The Adventure Educator's Sharing Symposium is responsive to the training and needs of each participant. By sharing, demonstrating, and talking about the processing and facilitation techniques we use in our various settings, the content, outcomes, and much of the structure of this day is co-created by participants, but with a little guidance toward the primary goal of an expanded tools-of-the trade repertoire for all participants. So, take an active role in your own learning and share your knowledge with others.

We invite you to come and share any ideas and activities that help participants develop meaning from adventure-based experiences including backpacking, hiking, camp living, mountaineering, peak ascents, rock climbing, challenge course elements, canoeing, rafting, backcountry skiing, etc.

These activities might help students and clients deepen connections with self, others, and the environment; and transfer their learning from the adventure to their lives beyond the adventure. Some possibilities include:

  • Games and ice breakers.
  • Activities, discussions, and experiences that occur before, during, or after the adventure-based experience.
  • Techniques with and without props.
  • Activities that carry metaphorical, spiritual and therapeutic elements of the wilderness experience.
  • Ceremony and ritual experiences: solos, meditative reflection, story telling, readings, poetry, contemplative awareness practices, vision questing.
  • Experiences that include renewal, reflection, peace of mind, or mindfulness.
  • Processing and facilitation strategies that are participant-centered, facilitator-centered, co-created, or that teach group members how to process on their own.
  • Activities connected to learning styles—visual, linguistic, musical, kinesthetic, interpersonal, intrapersonal, natural/environmental.
  • Techniques that are active and kinesthetic, use artistic expression, or include metaphoric methods and symbolic representations of experience.
  • Alternatives to the traditional sharing circle.

Cost:

  • There is no charge! The Adventure Education Sharing Symposium is provided as a professional service by Mountain Spirit Institute, its staff, and its donors.
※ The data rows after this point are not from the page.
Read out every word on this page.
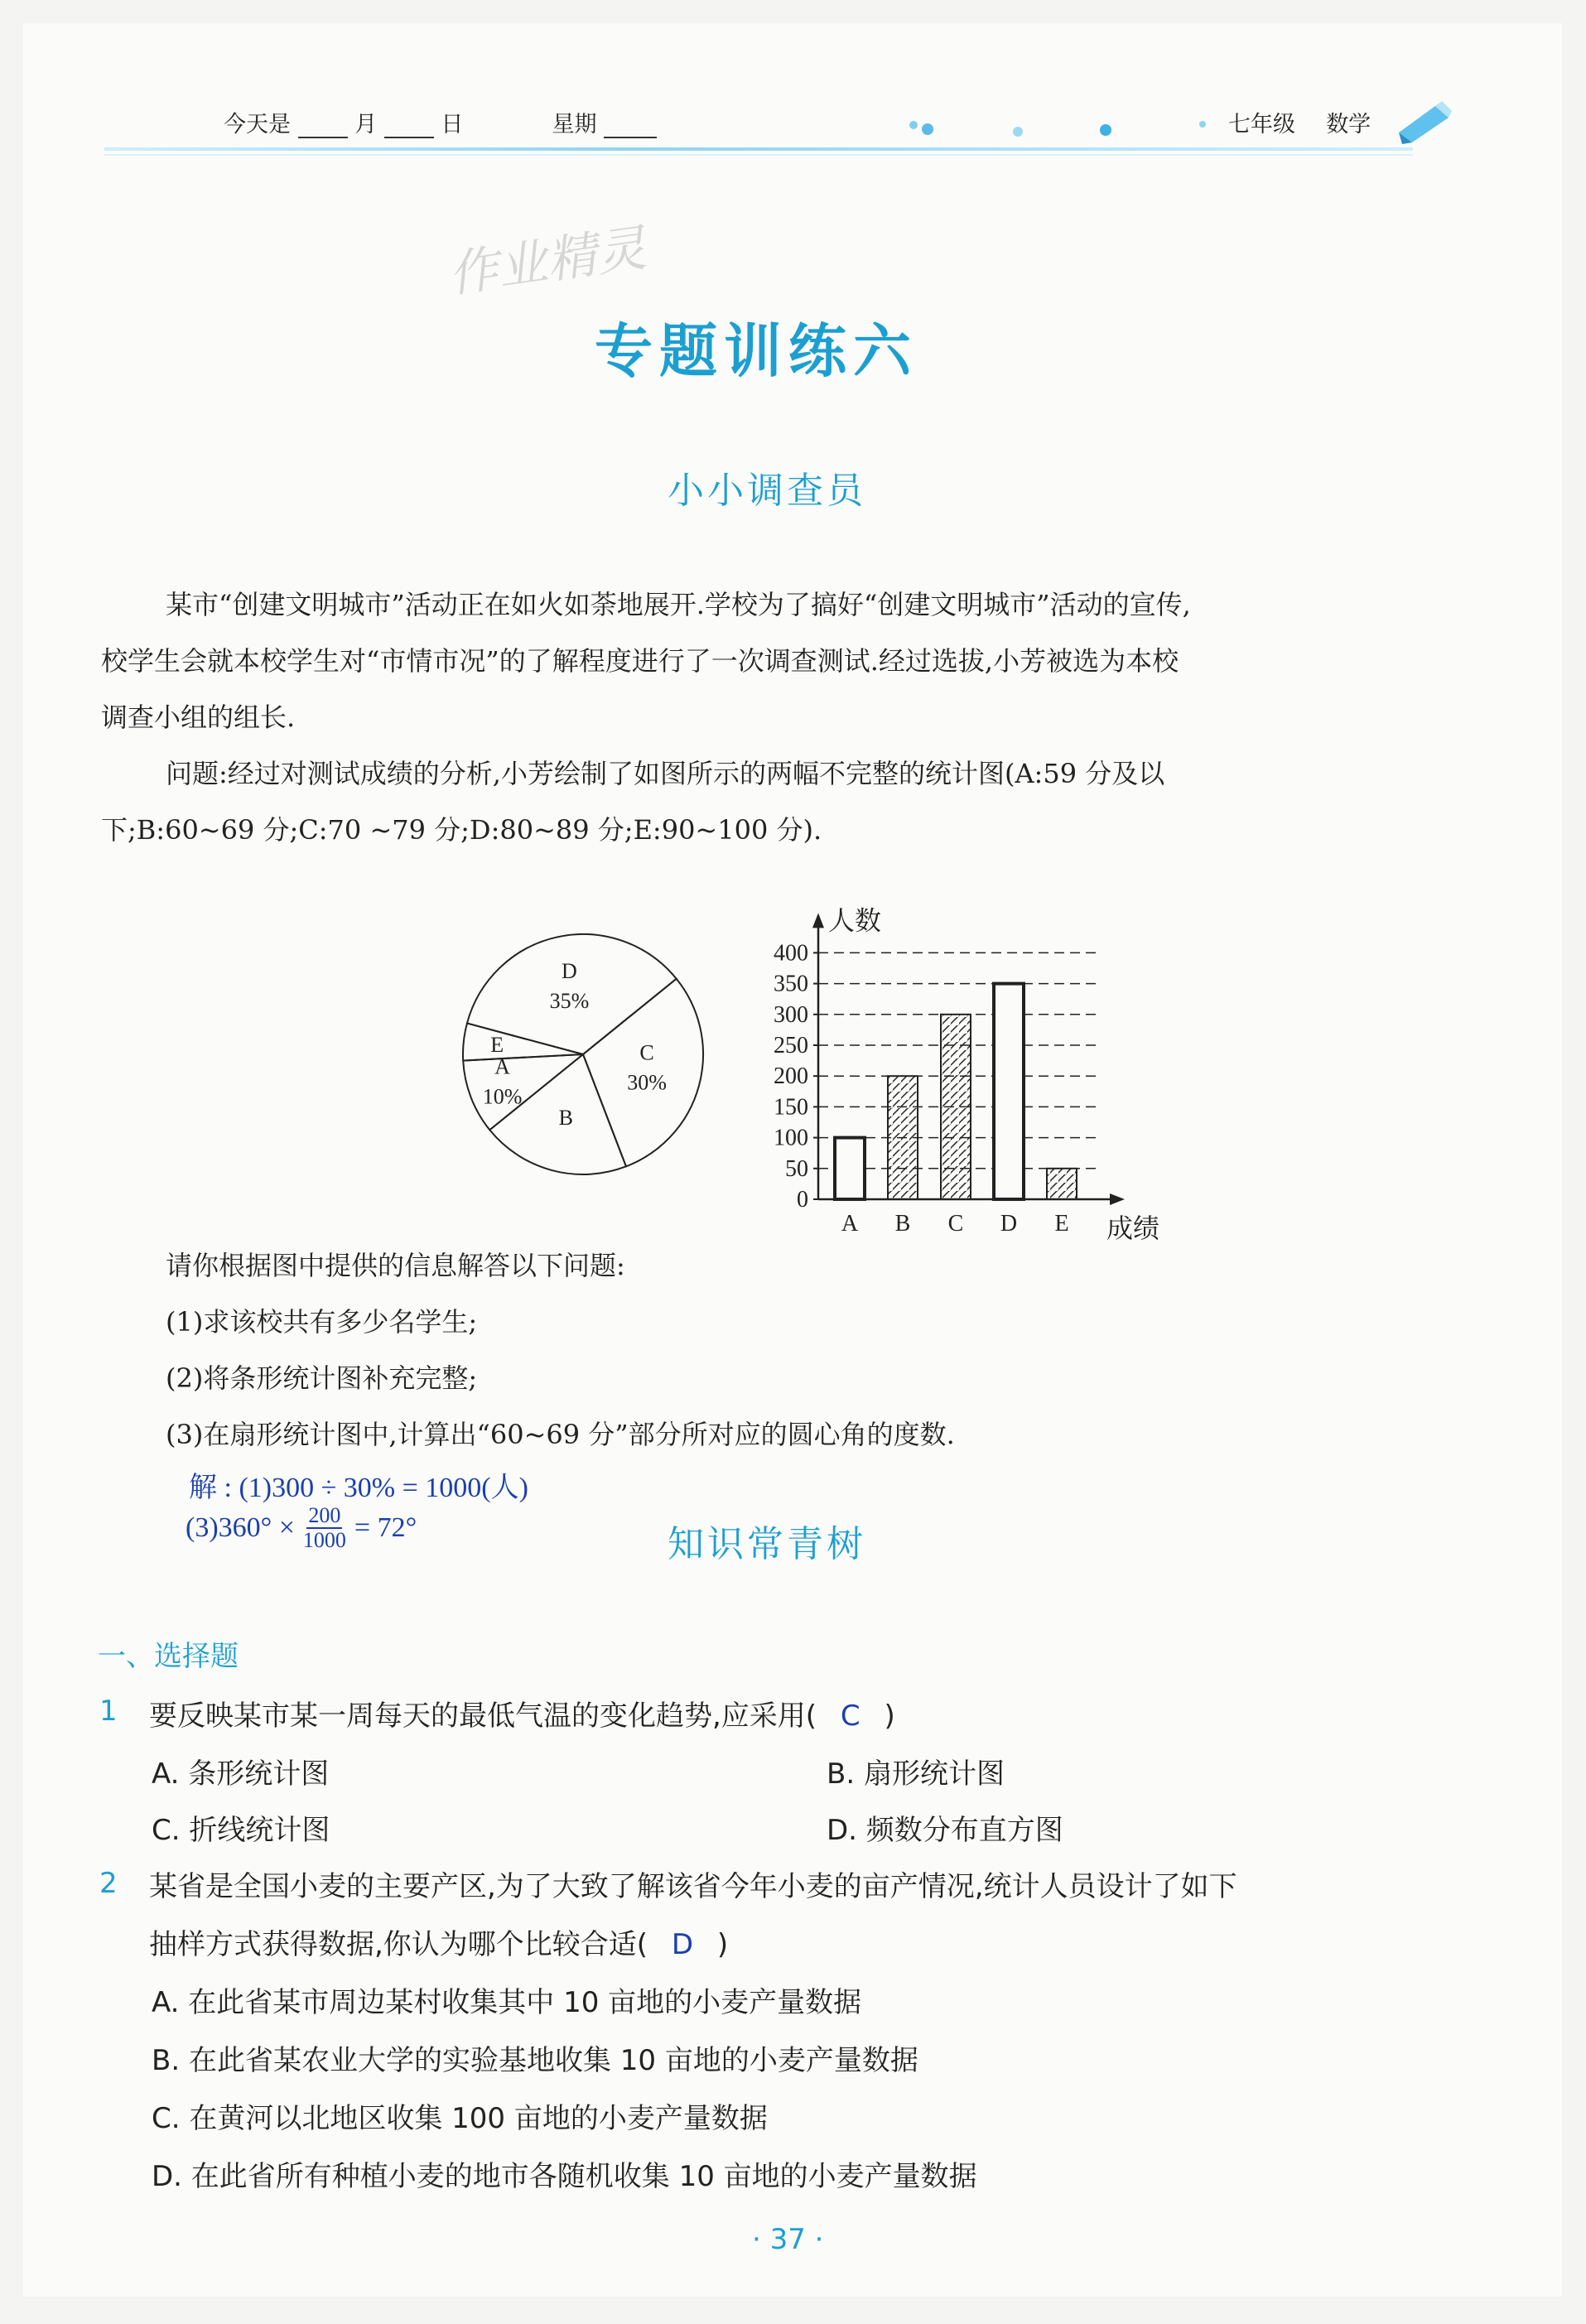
今天是	月	日	星期	七年级 数学
作业精灵
专题训练六
小小调查员
某市“创建文明城市”活动正在如火如荼地展开.学校为了搞好“创建文明城市”活动的宣传,
校学生会就本校学生对“市情市况”的了解程度进行了一次调查测试.经过选拔,小芳被选为本校
调查小组的组长.
问题:经过对测试成绩的分析,小芳绘制了如图所示的两幅不完整的统计图(A:59 分及以
下;B:60~69 分;C:70 ~79 分;D:80~89 分;E:90~100 分).
D
35%
C
30%
B
A
10%
E
0
50
100
150
200
250
300
350
400
人数
成绩
A B C D E
请你根据图中提供的信息解答以下问题:
(1)求该校共有多少名学生;
(2)将条形统计图补充完整;
(3)在扇形统计图中,计算出“60~69 分”部分所对应的圆心角的度数.
解 : (1)300 ÷ 30% = 1000(人)
$(3)360^\circ \times \frac{200}{1000} = 72^\circ$	知识常青树
一、选择题
1 要反映某市某一周每天的最低气温的变化趋势,应采用( C )
A. 条形统计图	B. 扇形统计图
C. 折线统计图	D. 频数分布直方图
2 某省是全国小麦的主要产区,为了大致了解该省今年小麦的亩产情况,统计人员设计了如下
抽样方式获得数据,你认为哪个比较合适( D )
A. 在此省某市周边某村收集其中 10 亩地的小麦产量数据
B. 在此省某农业大学的实验基地收集 10 亩地的小麦产量数据
C. 在黄河以北地区收集 100 亩地的小麦产量数据
D. 在此省所有种植小麦的地市各随机收集 10 亩地的小麦产量数据
· 37 ·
If you wish, you are invited to make a contribution to the Mountain Spirit Institute scholarship fund.

Registration:

  • Please pre-register either through the website's REGISTER PAGE or contact us: TEL: 603-763-2668, or randyATmtnspiritDOTorg

Who Should Attend:

  • Adventure programmers, outdoor leaders, and experiential educators.
  • College faculty, undergraduate and graduate students in outdoor education, adventure education, outdoor recreation, and related fields.
  • Camp counselors and staff. Use the Adventure Facilitator’s Sharing Symposium as your mid-season staff renewal and professional development opportunity!
  • chool teachers wishing to integrate processing, facilitation, and reflection strategies into their classrooms.
  • Ropes-course practitioners.

Where:

  • Mountain Spirit Institute in Springfield, New Hampshire. We will be based at the border of Gile State Forest on a 40 acre farmhouse property at the end of dirt road. There will be plenty of places to pitch a tent in the fields surrounding the house.

When:

  • Sunday, July 22, 2012, 9:00 AM to 5:00 PM. You are also invited to arrive Saturday evening (after 5:00 PM) and *camp out on the property, contribute to and share a pot-luck dinner, and tell stories and play music. *(limited to 15 people)
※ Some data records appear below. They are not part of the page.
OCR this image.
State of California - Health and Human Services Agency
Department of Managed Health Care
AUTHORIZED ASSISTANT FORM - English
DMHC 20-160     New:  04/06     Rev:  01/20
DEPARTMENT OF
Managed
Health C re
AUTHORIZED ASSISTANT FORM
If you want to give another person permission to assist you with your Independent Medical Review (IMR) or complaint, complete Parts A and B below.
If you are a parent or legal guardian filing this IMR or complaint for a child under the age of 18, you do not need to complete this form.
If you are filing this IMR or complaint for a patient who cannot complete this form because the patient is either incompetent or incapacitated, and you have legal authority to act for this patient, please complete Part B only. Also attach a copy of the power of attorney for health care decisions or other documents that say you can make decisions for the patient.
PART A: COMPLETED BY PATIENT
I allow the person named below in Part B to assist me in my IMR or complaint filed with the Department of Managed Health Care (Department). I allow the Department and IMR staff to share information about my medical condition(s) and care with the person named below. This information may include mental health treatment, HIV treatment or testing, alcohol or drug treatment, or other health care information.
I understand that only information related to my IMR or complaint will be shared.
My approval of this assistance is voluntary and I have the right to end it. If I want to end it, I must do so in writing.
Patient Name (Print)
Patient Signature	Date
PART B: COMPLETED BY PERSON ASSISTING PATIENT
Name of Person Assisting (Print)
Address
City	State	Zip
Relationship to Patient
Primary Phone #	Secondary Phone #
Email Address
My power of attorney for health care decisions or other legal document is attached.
Robert Stremba: Ed.D. , Durango Colorado

Bob Stremba, Ed.D., is director and professor of adventure education at Fort Lewis College in Durango, Colorado. Bob has also taught adventure education at Plymouth (NH) State University, New Mexico Highlands University, serves on the board of directors of Mountain Spirit Institute, and has worked adult and youth courses with Outward Bound in Colorado and Washington state.

 

 

Dexter R. Richards, B.Sc., Secretary
MSI Founder and Executive Director

Sunapee, NH & Kingston, NZ

Randy, a graduate of University of Utah in Recreation Management has been a senior international mountain guide for Alpine Ascents International, staff trainer and instructorfor Outward Bound, and guided in the Alps, Aconcogua, Argentina; Huascaran, Peru, Ecuador's Volcanoes and throughout the western Pacific Crest range and Alaska, on programs lasting from three weeks to three months. He is also performer of world and folk music and a music therapist for Alzheimers patients. He has been the Executive Director of MSI since it's inception in 1998.